Sì, perchè la verità è che se da un lato le room non sono esenti da colpe e magari si trincerano dietro l’alibi (reale) della vacatio legis, è altrettanto vero che non ci si può sempre aspettare che siano gli altri a dover fare qualcosa, magari intensificare i controlli perchè noi decidiamo di fare il nostro comodo.
L’ETICA A TARGHE ALTERNE – “La mia libertà finisce dove inizia la vostra”, recita una celebre citazione che racchiude con felice sintesi l’essenza della Democrazia. Senza addentrarsi in soporiferi pistolotti sull’Italia di oggi, è chiaro che se il c.d. “mondo reale” è tendenzialmente sempre più egoista e meschino, da una simile involuzione non può certo ritenersi esente il mondo del poker, nel quale contano sì le skills e le abilità mentali ma in cui il denaro gioca un ruolo troppo importante per pensare che non ci sia qualcuno che cerchi di approfittarne.

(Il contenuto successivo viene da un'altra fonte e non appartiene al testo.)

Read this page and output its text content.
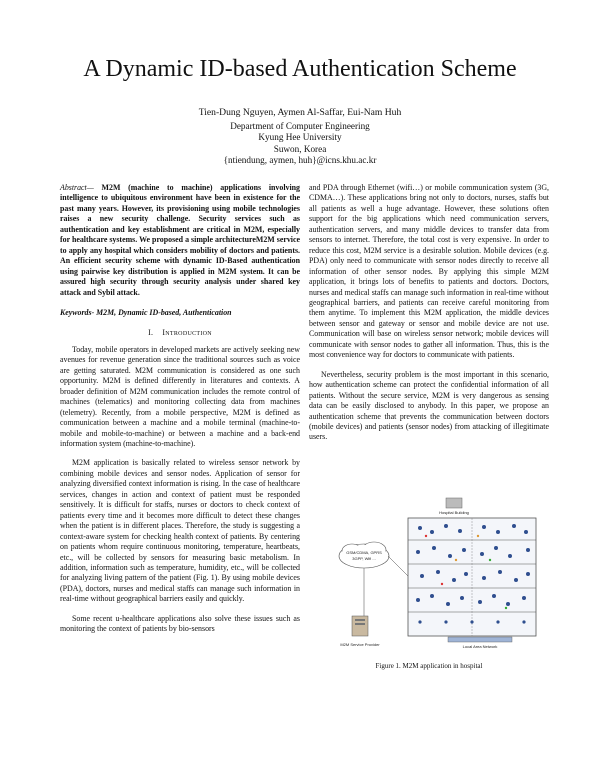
A Dynamic ID-based Authentication Scheme
Tien-Dung Nguyen, Aymen Al-Saffar, Eui-Nam Huh
Department of Computer Engineering
Kyung Hee University
Suwon, Korea
{ntiendung, aymen, huh}@icns.khu.ac.kr

Abstract— M2M (machine to machine) applications involving intelligence to ubiquitous environment have been in existence for the past many years. However, its provisioning using mobile technologies raises a new security challenge. Security services such as authentication and key establishment are critical in M2M, especially for healthcare systems. We proposed a simple architectureM2M service to apply any hospital which considers mobility of doctors and patients. An efficient security scheme with dynamic ID-Based authentication using pairwise key distribution is applied in M2M system. It can be assured high security through security analysis under shared key attack and Sybil attack.

Keywords- M2M, Dynamic ID-based, Authentication

I. Introduction

Today, mobile operators in developed markets are actively seeking new avenues for revenue generation since the traditional sources such as voice are getting saturated. M2M communication is considered as one such opportunity. M2M is defined differently in literatures and contexts. A broader definition of M2M communication includes the remote control of machines (telematics) and monitoring collecting data from machines (telemetry). Recently, from a mobile perspective, M2M is defined as communication between a machine and a mobile terminal (machine-to-mobile and mobile-to-machine) or between a machine and a back-end information system (machine-to-machine).

M2M application is basically related to wireless sensor network by combining mobile devices and sensor nodes. Application of sensor for analyzing diversified context information is rising. In the case of healthcare services, changes in action and context of patient must be responded sensitively. It is difficult for staffs, nurses or doctors to check context of patients every time and it becomes more difficult to detect these changes when the patient is in different places. Therefore, the study is suggesting a context-aware system for checking health context of patients. By centering on patients whom require continuous monitoring, temperature, heartbeats, etc., will be collected by sensors for measuring basic metabolism. In addition, information such as temperature, humidity, etc., will be collected for analyzing living pattern of the patient (Fig. 1). By using mobile devices (PDA), doctors, nurses and medical staffs can manage such information in real-time without geographical barriers easily and quickly.

Some recent u-healthcare applications also solve these issues such as monitoring the context of patients by bio-sensors

and PDA through Ethernet (wifi…) or mobile communication system (3G, CDMA…). These applications bring not only to doctors, nurses, staffs but all patients as well a huge advantage. However, these solutions often support for the big applications which need communication servers, authentication servers, and many middle devices to transfer data from sensors to internet. Therefore, the total cost is very expensive. In order to reduce this cost, M2M service is a desirable solution. Mobile devices (e.g. PDA) only need to communicate with sensor nodes directly to receive all information of other sensor nodes. By applying this simple M2M application, it brings lots of benefits to patients and doctors. Doctors, nurses and medical staffs can manage such information in real-time without geographical barriers, and patients can receive careful monitoring from them anytime. To implement this M2M application, the middle devices between sensor and gateway or sensor and mobile device are not use. Communication will base on wireless sensor network; mobile devices will communicate with sensor nodes to gather all information. Thus, this is the most convenience way for doctors to communicate with patients.

Nevertheless, security problem is the most important in this scenario, how authentication scheme can protect the confidential information of all patients. Without the secure service, M2M is very dangerous as sensing data can be easily disclosed to anybody. In this paper, we propose an authentication scheme that prevents the communication between doctors (mobile devices) and patients (sensor nodes) from attacking of illegitimate users.

Hospital Building
Local Area Network
GSM/CDMA, GPRS
3GPP, Wifi ...
M2M Service Provider
Figure 1. M2M application in hospital
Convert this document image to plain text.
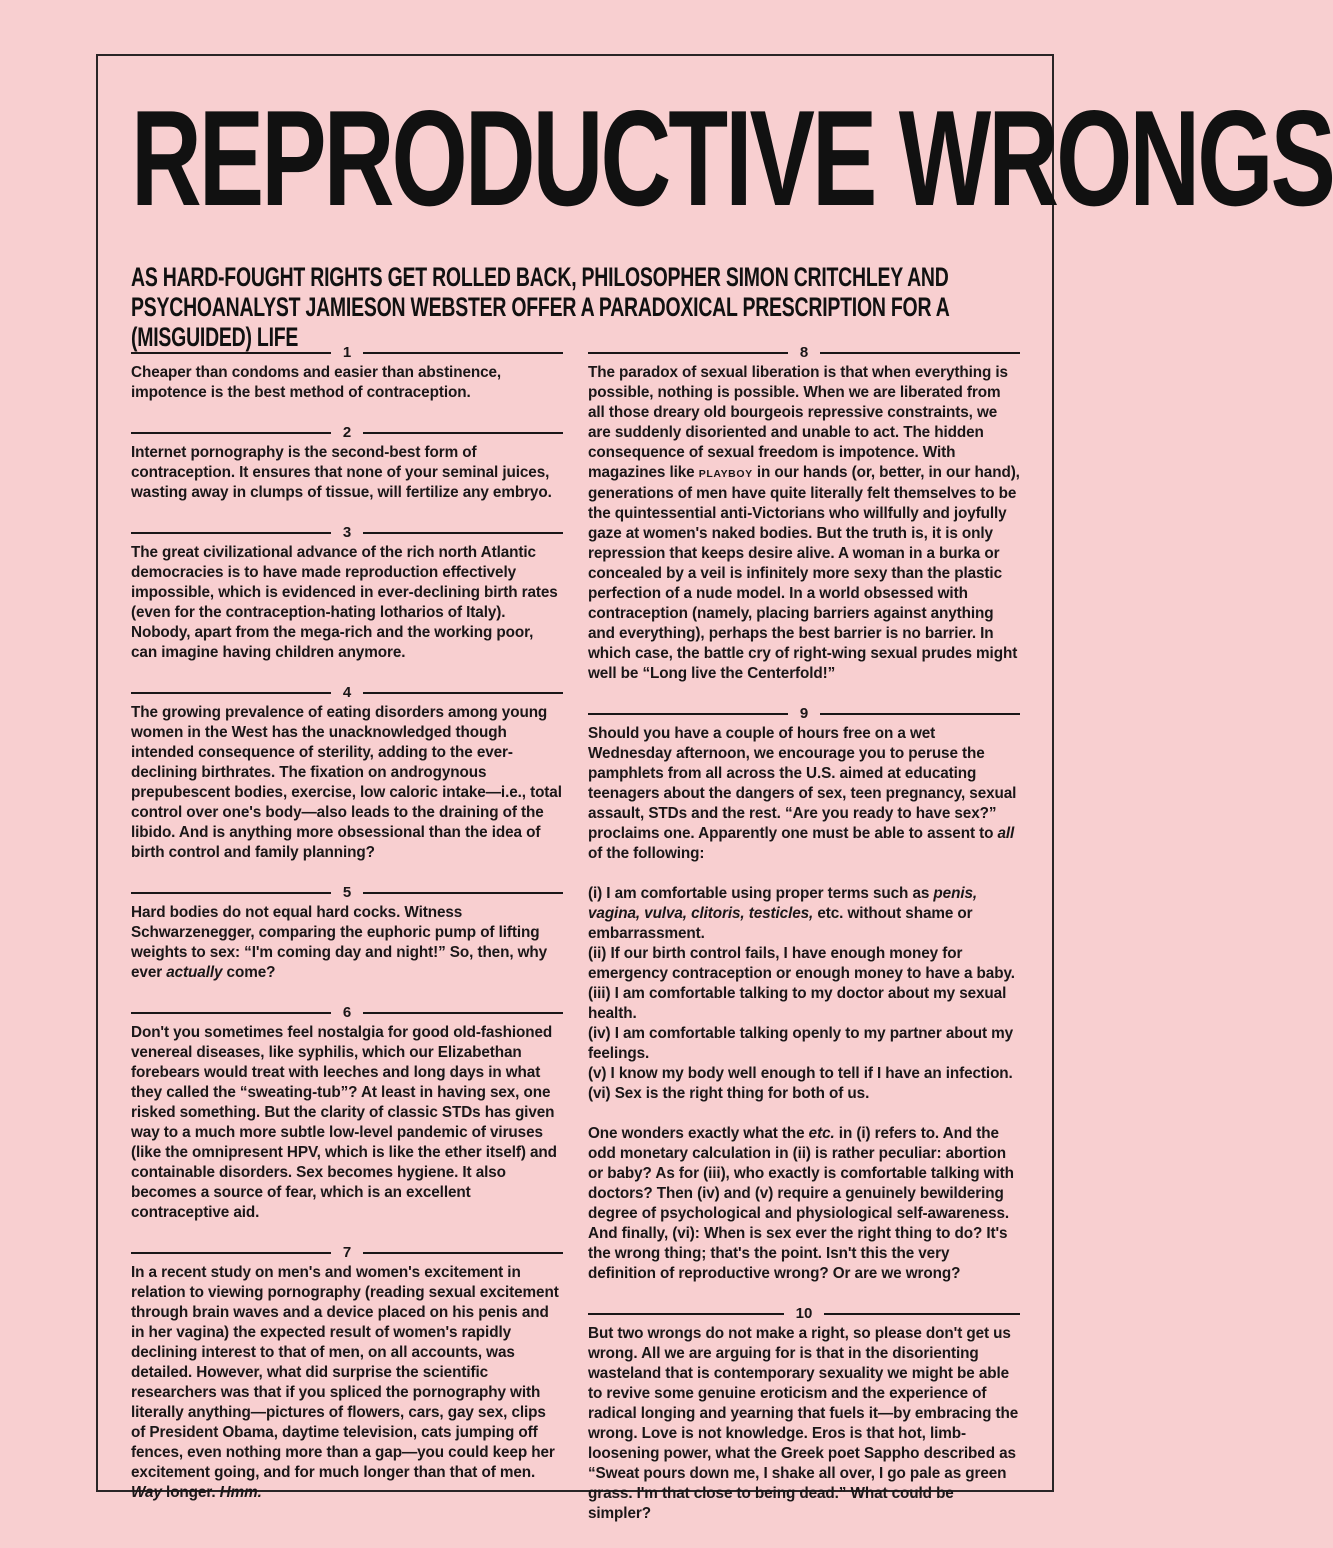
REPRODUCTIVE WRONGS
AS HARD-FOUGHT RIGHTS GET ROLLED BACK, PHILOSOPHER SIMON CRITCHLEY AND PSYCHOANALYST JAMIESON WEBSTER OFFER A PARADOXICAL PRESCRIPTION FOR A (MISGUIDED) LIFE
1

Cheaper than condoms and easier than abstinence, impotence is the best method of contraception.

2

Internet pornography is the second-best form of contraception. It ensures that none of your seminal juices, wasting away in clumps of tissue, will fertilize any embryo.

3

The great civilizational advance of the rich north Atlantic democracies is to have made reproduction effectively impossible, which is evidenced in ever-declining birth rates (even for the contraception-hating lotharios of Italy). Nobody, apart from the mega-rich and the working poor, can imagine having children anymore.

4

The growing prevalence of eating disorders among young women in the West has the unacknowledged though intended consequence of sterility, adding to the ever-declining birthrates. The fixation on androgynous prepubescent bodies, exercise, low caloric intake—i.e., total control over one's body—also leads to the draining of the libido. And is anything more obsessional than the idea of birth control and family planning?

5

Hard bodies do not equal hard cocks. Witness Schwarzenegger, comparing the euphoric pump of lifting weights to sex: “I'm coming day and night!” So, then, why ever actually come?

6

Don't you sometimes feel nostalgia for good old-fashioned venereal diseases, like syphilis, which our Elizabethan forebears would treat with leeches and long days in what they called the “sweating-tub”? At least in having sex, one risked something. But the clarity of classic STDs has given way to a much more subtle low-level pandemic of viruses (like the omnipresent HPV, which is like the ether itself) and containable disorders. Sex becomes hygiene. It also becomes a source of fear, which is an excellent contraceptive aid.

7

In a recent study on men's and women's excitement in relation to viewing pornography (reading sexual excitement through brain waves and a device placed on his penis and in her vagina) the expected result of women's rapidly declining interest to that of men, on all accounts, was detailed. However, what did surprise the scientific researchers was that if you spliced the pornography with literally anything—pictures of flowers, cars, gay sex, clips of President Obama, daytime television, cats jumping off fences, even nothing more than a gap—you could keep her excitement going, and for much longer than that of men. Way longer. Hmm.

8

The paradox of sexual liberation is that when everything is possible, nothing is possible. When we are liberated from all those dreary old bourgeois repressive constraints, we are suddenly disoriented and unable to act. The hidden consequence of sexual freedom is impotence. With magazines like PLAYBOY in our hands (or, better, in our hand), generations of men have quite literally felt themselves to be the quintessential anti-Victorians who willfully and joyfully gaze at women's naked bodies. But the truth is, it is only repression that keeps desire alive. A woman in a burka or concealed by a veil is infinitely more sexy than the plastic perfection of a nude model. In a world obsessed with contraception (namely, placing barriers against anything and everything), perhaps the best barrier is no barrier. In which case, the battle cry of right-wing sexual prudes might well be “Long live the Centerfold!”

9

Should you have a couple of hours free on a wet Wednesday afternoon, we encourage you to peruse the pamphlets from all across the U.S. aimed at educating teenagers about the dangers of sex, teen pregnancy, sexual assault, STDs and the rest. “Are you ready to have sex?” proclaims one. Apparently one must be able to assent to all of the following:

(i) I am comfortable using proper terms such as penis, vagina, vulva, clitoris, testicles, etc. without shame or embarrassment.

(ii) If our birth control fails, I have enough money for emergency contraception or enough money to have a baby.

(iii) I am comfortable talking to my doctor about my sexual health.

(iv) I am comfortable talking openly to my partner about my feelings.

(v) I know my body well enough to tell if I have an infection.

(vi) Sex is the right thing for both of us.

One wonders exactly what the etc. in (i) refers to. And the odd monetary calculation in (ii) is rather peculiar: abortion or baby? As for (iii), who exactly is comfortable talking with doctors? Then (iv) and (v) require a genuinely bewildering degree of psychological and physiological self-awareness. And finally, (vi): When is sex ever the right thing to do? It's the wrong thing; that's the point. Isn't this the very definition of reproductive wrong? Or are we wrong?

10

But two wrongs do not make a right, so please don't get us wrong. All we are arguing for is that in the disorienting wasteland that is contemporary sexuality we might be able to revive some genuine eroticism and the experience of radical longing and yearning that fuels it—by embracing the wrong. Love is not knowledge. Eros is that hot, limb-loosening power, what the Greek poet Sappho described as “Sweat pours down me, I shake all over, I go pale as green grass. I'm that close to being dead.” What could be simpler?
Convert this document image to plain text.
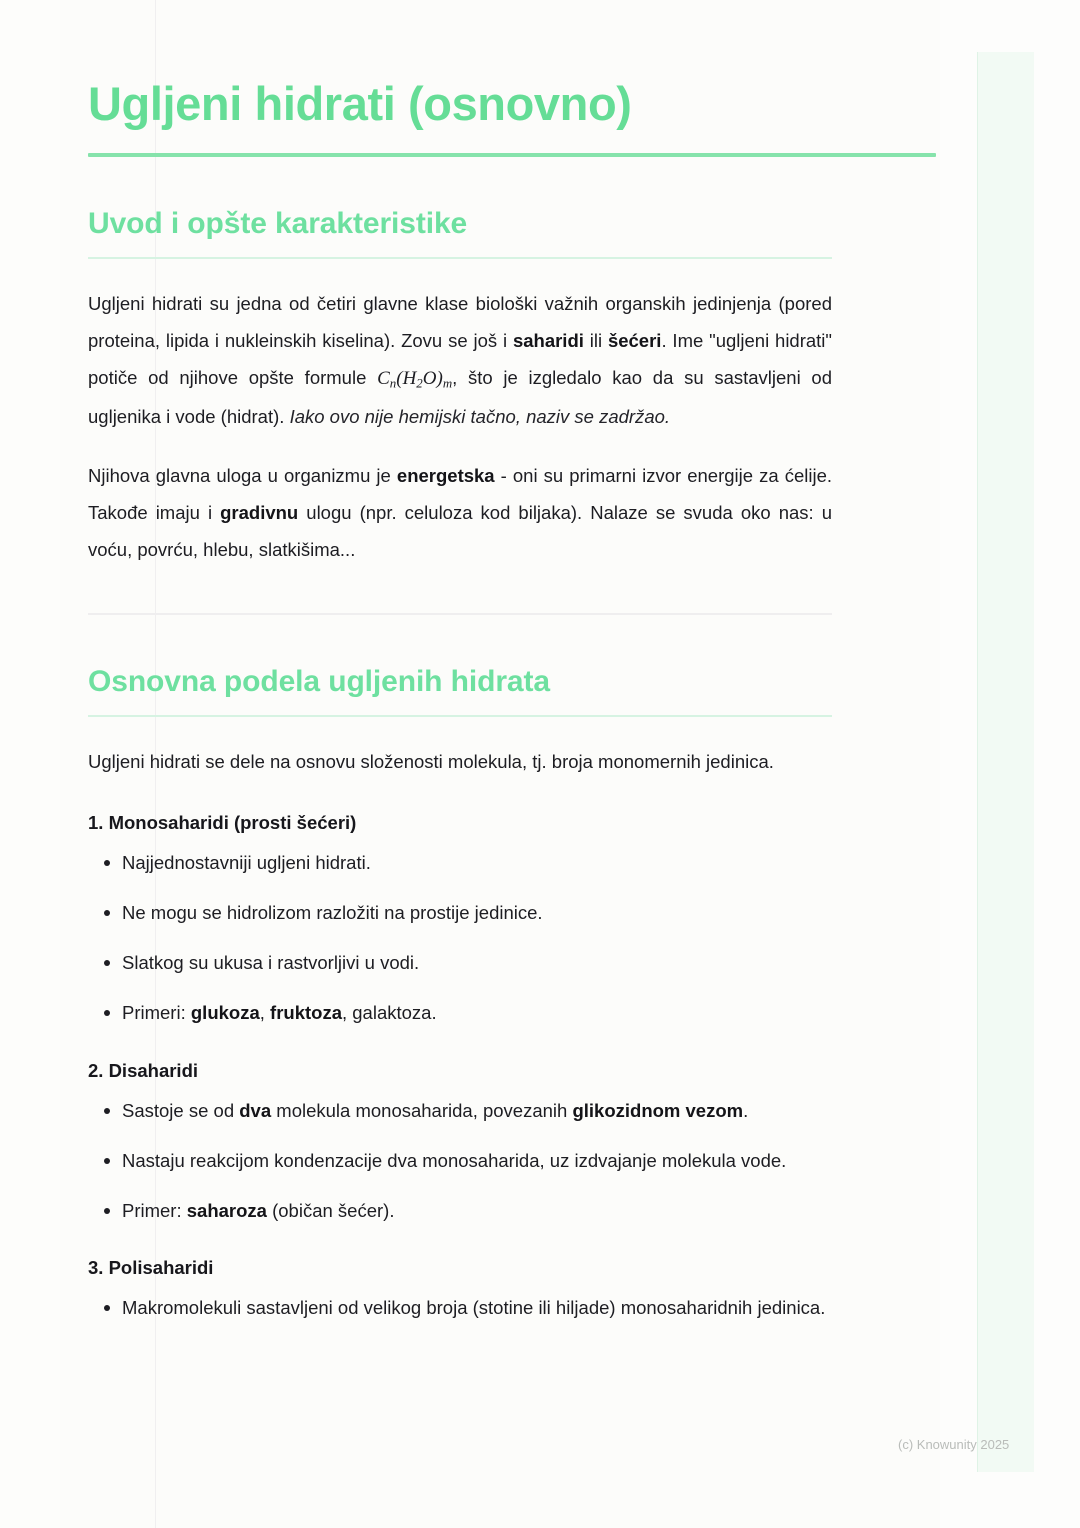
Ugljeni hidrati (osnovno)
Uvod i opšte karakteristike

Ugljeni hidrati su jedna od četiri glavne klase biološki važnih organskih jedinjenja (pored proteina, lipida i nukleinskih kiselina). Zovu se još i saharidi ili šećeri. Ime "ugljeni hidrati" potiče od njihove opšte formule $C_n(H_2O)_m$, što je izgledalo kao da su sastavljeni od ugljenika i vode (hidrat). Iako ovo nije hemijski tačno, naziv se zadržao.

Njihova glavna uloga u organizmu je energetska - oni su primarni izvor energije za ćelije. Takođe imaju i gradivnu ulogu (npr. celuloza kod biljaka). Nalaze se svuda oko nas: u voću, povrću, hlebu, slatkišima...

Osnovna podela ugljenih hidrata

Ugljeni hidrati se dele na osnovu složenosti molekula, tj. broja monomernih jedinica.

1. Monosaharidi (prosti šećeri)
Najjednostavniji ugljeni hidrati.
Ne mogu se hidrolizom razložiti na prostije jedinice.
Slatkog su ukusa i rastvorljivi u vodi.
Primeri: glukoza, fruktoza, galaktoza.
2. Disaharidi
Sastoje se od dva molekula monosaharida, povezanih glikozidnom vezom.
Nastaju reakcijom kondenzacije dva monosaharida, uz izdvajanje molekula vode.
Primer: saharoza (običan šećer).
3. Polisaharidi
Makromolekuli sastavljeni od velikog broja (stotine ili hiljade) monosaharidnih jedinica.
(c) Knowunity 2025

La quintessenza del poker è fatta di giocatori che partono con chance uguali e cercano di dominare gli avversari a livello tecnico, strategico e mentale. Che ci sia chi cerca scorciatoie illecite è purtroppo nelle cose, per le ragioni appena accennate. L’unico argine possibile è dunque la tenuta etica della parte “sana” dei giocatori.
“E’ UNO SCHIFO, MA IO FAREI LO STESSO” – Quello che sto leggendo in questi giorni in giro per la rete è però avvilente. Molta, troppa gente è pronta a gridare allo scandalo, salvo poi comportarsi allo stesso modo di quelli contro i quali si è puntato il dito fino a ieri. Troppi vedono il marcio solo nei comportamenti altrui, ignorando persino l’esistenza di un oggetto chiamato specchio.
Inutile invocare il gioco “fair”, se poi ci si dichiara pronti a fare uno strappo, e magari farsi assistere o addirittura vendere il proprio account a qualche top player in caso di day 3 di un evento ricchissimo come il Sunday Million. Troppo facile, davvero.
L’EGOMANIA E I REI CONFESSI INCONSAPEVOLI – Lo spettacolo avvilente prosegue con giocatori che, tra il serio e il faceto, dichiarano di essere pronti a comprare account fra i 27 rimasti del “Million”. Ma anche con gruppi di poker pro che non fanno mistero di aver “giocato in società”.
A ben vedere, l’evidente debolezza di valori di fondo si va poi a scontrare con una classica caratteristica del poker pro: l’egomania. Una conseguenza divertente – e insieme avvilente – è vedere il giocatore Pinco Pallo che, dopo aver vinto un grosso torneo usando un account altrui, non resiste alla tentazione di farlo sapere al mondo e posta la notizia sul proprio profilo Facebook, magari con post sibillini e allusivi che però tradiscono una implicita confessione. O come quegli strani “brag di gruppo”, in cui diversi giocatori reclamano una sorta di paternità su una vittoria – che però dovrebbe essere di un singolo.
Una, dieci, cento gioiose confessioni, senza la minima consapevolezza di aver dato vita al più classico e strambo degli ossimori. E di aver fatto una figura di m****.
Pecunia non olet, obietterà qualcuno di voi. E allora cosa ci siete arrivati a fare, in fondo a questo articolo?